You will not have excessive voltage drop as long as you run appropriate size cable. The national electric code permits #10 wire for 30 amps which should be more than adequate. #10 rolmex (yeah, rolmex is a brand name, but it is used as generically as people saying coke when they mean any soda) is quite cheap at your local home store. You should have less than a 1% voltage drop running 30 amps through #10 wire for 15 feet. You can probably get away with the dirt cheap, common #12 for a reaonably lightly loaded system, but frankly, the price difference is so little, you might as well run #10 for +5, +12 and +3.3. Run a length of length of 14-3 to pick up the other -5, -5sb and power on. Remember that the bare copper wire is chassis ground, not signal ground when figuring out where to connect it. Earth loops are nasty things to trace ..

As for noise.. Frankly, it probably won't be a problem. There is not much inductance on the line and your system has a fairly high capacitive load. If you were concerned, you might put a big and a little cap (1000 uf and .1) across each rail when you adapt from the rolmex back to pigleads going into your case.

Not sure how you were planning on doing this. One way that does not involve modifying your power supply would be to build a pair of "plug boards" that have all the plug you plan on using. Plug a standard power supply into one end and make up some leads to go on the other. A cheaper way would be to open a supply, unsolder the leads, solder on your rolmex and patch the leads you removed on to the end of the rolmex. You will have to spend a little time thinking this one through since rolmex is not flexible. I would probably go with some sort of connector panel/module at the ends of the rolmex and run patch cables into the supply/system unit.
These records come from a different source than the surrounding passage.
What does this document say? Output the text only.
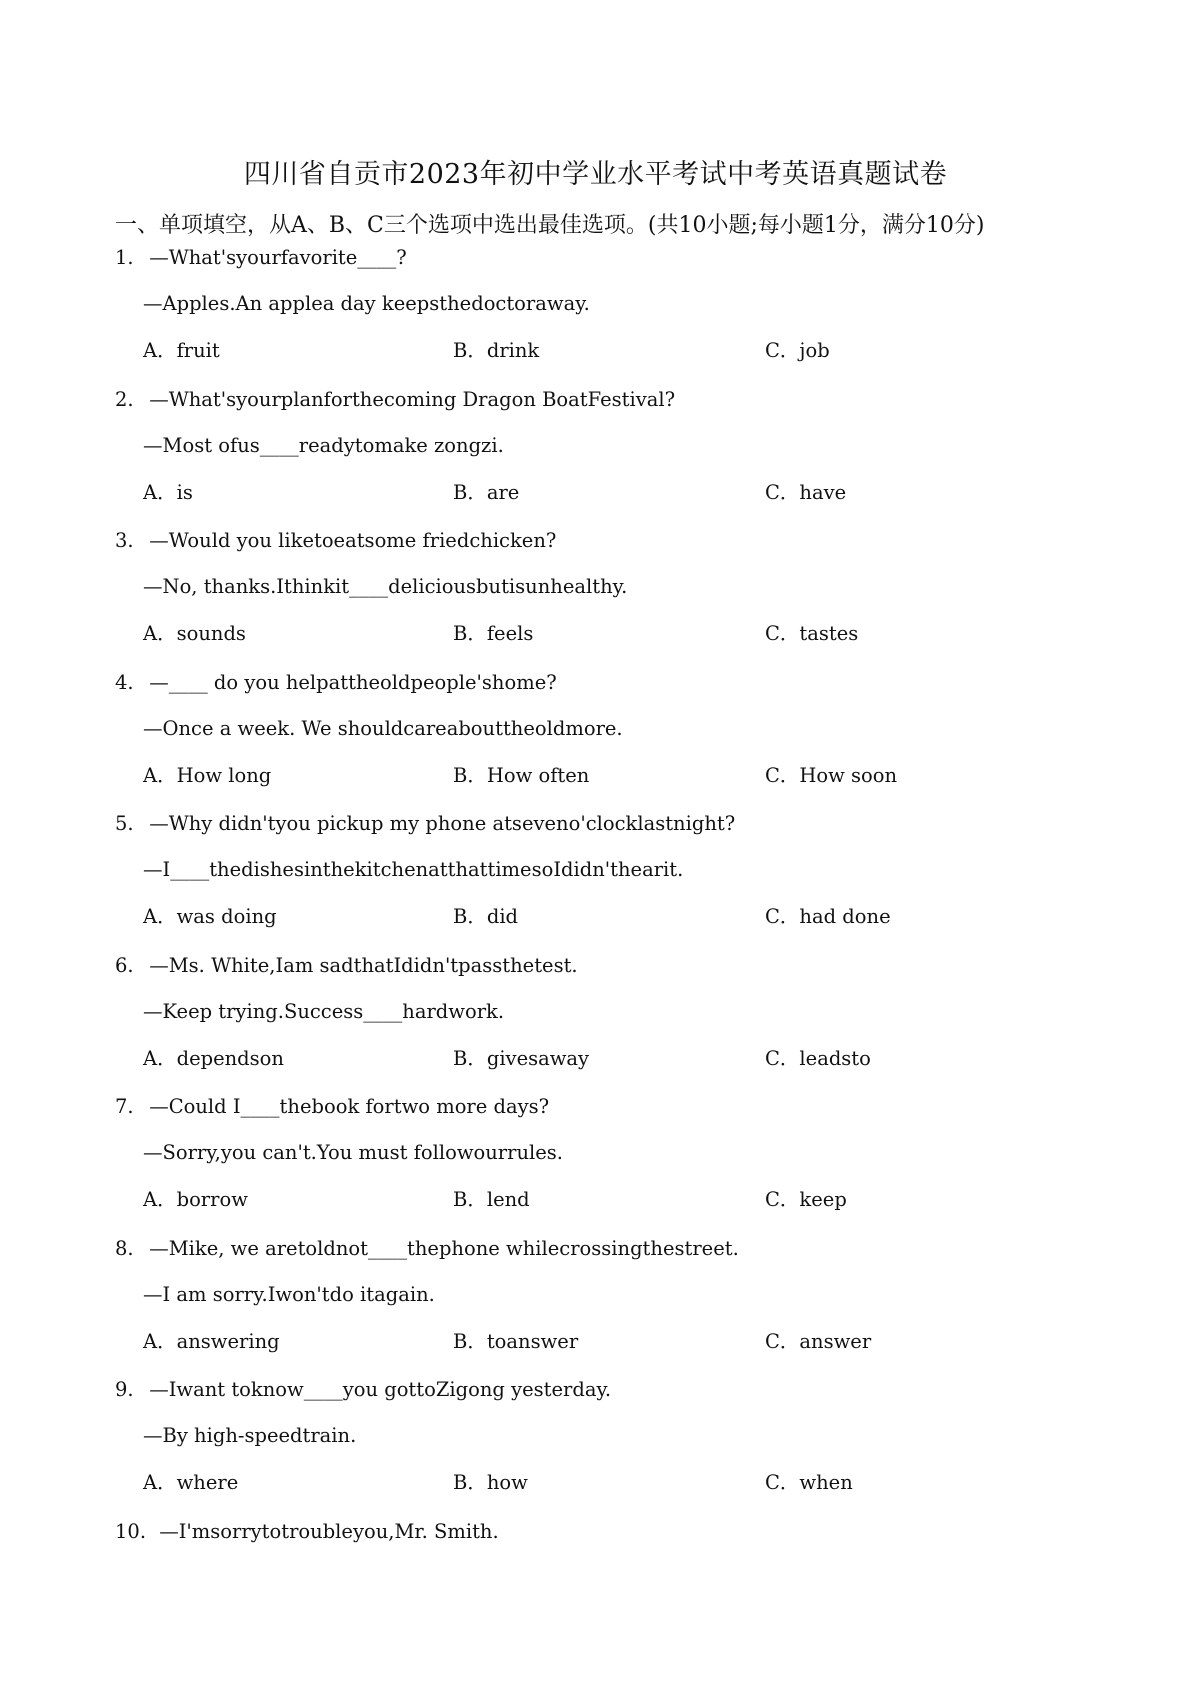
四川省自贡市2023年初中学业水平考试中考英语真题试卷
一、单项填空，从A、B、C三个选项中选出最佳选项。(共10小题;每小题1分，满分10分)
1. —What'syourfavorite____?
—Apples.An applea day keepsthedoctoraway.
A．fruit	B．drink	C．job
2. —What'syourplanforthecoming Dragon BoatFestival?
—Most ofus____readytomake zongzi.
A．is	B．are	C．have
3. —Would you liketoeatsome friedchicken?
—No, thanks.Ithinkit____deliciousbutisunhealthy.
A．sounds	B．feels	C．tastes
4. —____ do you helpattheoldpeople'shome?
—Once a week. We shouldcareabouttheoldmore.
A．How long	B．How often	C．How soon
5. —Why didn'tyou pickup my phone atseveno'clocklastnight?
—I____thedishesinthekitchenatthattimesoIdidn'thearit.
A．was doing	B．did	C．had done
6. —Ms. White,Iam sadthatIdidn'tpassthetest.
—Keep trying.Success____hardwork.
A．dependson	B．givesaway	C．leadsto
7. —Could I____thebook fortwo more days?
—Sorry,you can't.You must followourrules.
A．borrow	B．lend	C．keep
8. —Mike, we aretoldnot____thephone whilecrossingthestreet.
—I am sorry.Iwon'tdo itagain.
A．answering	B．toanswer	C．answer
9. —Iwant toknow____you gottoZigong yesterday.
—By high-speedtrain.
A．where	B．how	C．when
10. —I'msorrytotroubleyou,Mr. Smith.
Lastly, there may be some value in using remote sense power supplies in stead of consumer grade atx type supplies. A remote sense supply lets you adjust the voltage at the load as opposed to setting the voltage at the edge of the supply. 30 amp remote sense supplies are not cheap, not even on ebay, so this is not an option for the budget minded.

Anyway, remote mounting your power supply is not a big deal. You will be able to move about 20% of the heat output some distance away from the system unit (the 20% you are removing is the inefficiency in the power supply). Then all you have to do is deal with the other 80% of the heat..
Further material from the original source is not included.